Utah doesn’t have any of the vaccines for monkeypox but there’s no need to start stocking up since it should be available if needed from the federal government, public health officials said Tuesday.
At least six cases of the rare disease usually confined to Africa are suspected in the United States, including in two Salt Lake County men who traveled to Europe earlier this month to an area with monkeypox cases. Other cases involve men in New York, Florida, Washington and Massachusetts.
So far, only the Massachusetts case has been confirmed as monkeypox by the Centers for Disease Control and Prevention. Monday, a CDC official told reporters there has been a request for the release of one of the smallpox vaccines in the national stockpile to treat some of the high-risk contacts of the early patients.
Neither the Salt Lake County Health Department nor the Utah Department of Health have asked for the vaccines.
“Not yet,” said Nicolas Rupp, county health department spokesman. “We are in the process of making sure our vaccination team has the proper supplies to receive and distribute the vaccine to specific individuals if it becomes necessary, but there is currently no reason for us to request it since we’ve had no local high-risk exposures.”

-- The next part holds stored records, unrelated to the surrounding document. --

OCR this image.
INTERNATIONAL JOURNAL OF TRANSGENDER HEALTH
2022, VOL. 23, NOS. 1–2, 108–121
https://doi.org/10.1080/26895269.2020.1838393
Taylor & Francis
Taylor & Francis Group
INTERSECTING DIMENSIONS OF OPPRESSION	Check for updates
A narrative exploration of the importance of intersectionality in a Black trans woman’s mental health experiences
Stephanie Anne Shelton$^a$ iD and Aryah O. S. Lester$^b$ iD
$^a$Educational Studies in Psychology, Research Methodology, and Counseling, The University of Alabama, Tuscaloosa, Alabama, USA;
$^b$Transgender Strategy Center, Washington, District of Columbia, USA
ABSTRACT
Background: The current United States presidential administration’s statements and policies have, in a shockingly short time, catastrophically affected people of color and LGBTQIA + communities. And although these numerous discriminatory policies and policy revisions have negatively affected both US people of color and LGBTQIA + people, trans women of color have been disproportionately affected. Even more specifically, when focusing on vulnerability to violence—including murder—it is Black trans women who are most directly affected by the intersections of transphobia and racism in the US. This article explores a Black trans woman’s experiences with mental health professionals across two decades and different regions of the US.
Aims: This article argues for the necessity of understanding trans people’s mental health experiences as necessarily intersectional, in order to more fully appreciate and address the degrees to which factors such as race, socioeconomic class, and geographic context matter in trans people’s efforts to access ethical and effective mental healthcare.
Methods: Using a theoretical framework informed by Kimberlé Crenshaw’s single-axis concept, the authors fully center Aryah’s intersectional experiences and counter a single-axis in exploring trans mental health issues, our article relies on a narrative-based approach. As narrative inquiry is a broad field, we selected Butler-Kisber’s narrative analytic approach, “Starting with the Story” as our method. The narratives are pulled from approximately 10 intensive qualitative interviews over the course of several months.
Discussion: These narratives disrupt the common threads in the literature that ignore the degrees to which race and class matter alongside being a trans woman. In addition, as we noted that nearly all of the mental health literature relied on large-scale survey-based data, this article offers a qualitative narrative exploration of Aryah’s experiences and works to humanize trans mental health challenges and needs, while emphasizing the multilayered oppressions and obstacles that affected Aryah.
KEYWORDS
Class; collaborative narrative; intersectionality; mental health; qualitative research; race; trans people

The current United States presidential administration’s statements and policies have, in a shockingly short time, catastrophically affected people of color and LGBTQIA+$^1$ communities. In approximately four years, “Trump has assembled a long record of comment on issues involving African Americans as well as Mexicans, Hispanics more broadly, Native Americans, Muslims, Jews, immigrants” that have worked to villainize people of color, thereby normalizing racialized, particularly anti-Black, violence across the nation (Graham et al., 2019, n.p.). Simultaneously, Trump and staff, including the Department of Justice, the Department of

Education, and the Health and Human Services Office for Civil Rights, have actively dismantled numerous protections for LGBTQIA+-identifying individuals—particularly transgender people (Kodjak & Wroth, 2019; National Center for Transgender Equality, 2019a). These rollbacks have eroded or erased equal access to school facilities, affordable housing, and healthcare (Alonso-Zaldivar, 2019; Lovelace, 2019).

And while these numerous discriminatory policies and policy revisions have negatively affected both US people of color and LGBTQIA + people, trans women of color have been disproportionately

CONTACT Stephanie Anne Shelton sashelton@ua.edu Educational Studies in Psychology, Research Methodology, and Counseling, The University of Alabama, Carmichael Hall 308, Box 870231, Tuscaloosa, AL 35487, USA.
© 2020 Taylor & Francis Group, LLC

Rupp said the county does have a share of what’s known as the “strategic national stockpile” of critical medical supplies on hand to deal with emergencies, although not any smallpox vaccine. He said federal permission is required to access those supplies.
But Rupp said it would only take the federal government 12 to 24 hours to get smallpox vaccine to the county. That’s “plenty of time,” he said, since it is believed smallpox vaccine given within four days of exposure to monkeypox protects against developing the disease, and within 14 days, may reduce its severity.
The state doesn’t have any of the vaccine because smallpox was eradicated, state health department spokeswoman Charla Haley said. She said it could take up to 72 hours to get smallpox vaccine from the federal government, but “there is no indication stockpiling smallpox vaccines is appropriate at this time.”
Mass vaccination against monkeypox are not needed, according to the World Health Organization, which said the outbreak of the disease largely among gay or bisexual men can be controlled through good hygiene and safe sexual behavior, according to Reuters news service.
Monkeypox can be transmitted through sex and other close personal contact, as well as bedding and other materials. Symptoms include fever, headache, muscle aches, exhaustion and swollen lymph nodes, along with a rash that turns into fluid-filled pustules that eventually scab over and fall off.
“We have a good stock of vaccine,” Jennifer McQuiston, deputy director of the CDC Division of High Consequence Pathogens and Pathology, said during a virtual news conference, even though routine vaccination for smallpox ended in the United States in 1972.
She said there are two types of smallpox vaccine that can be used to prevent monkeypox in someone who’s been exposed to the virus, with 100 million doses of the older version that carries some side effects available and 1,000 doses of a newer version available, although more are being manufactured.
“We are hoping to maximize vaccine distribution to those that we know would benefit from it,” McQuiston said. “Those are people who’ve had contact with a known monkeypox patient — health care workers, very close personal contacts, and those in particular who might be at high risk for severe disease.”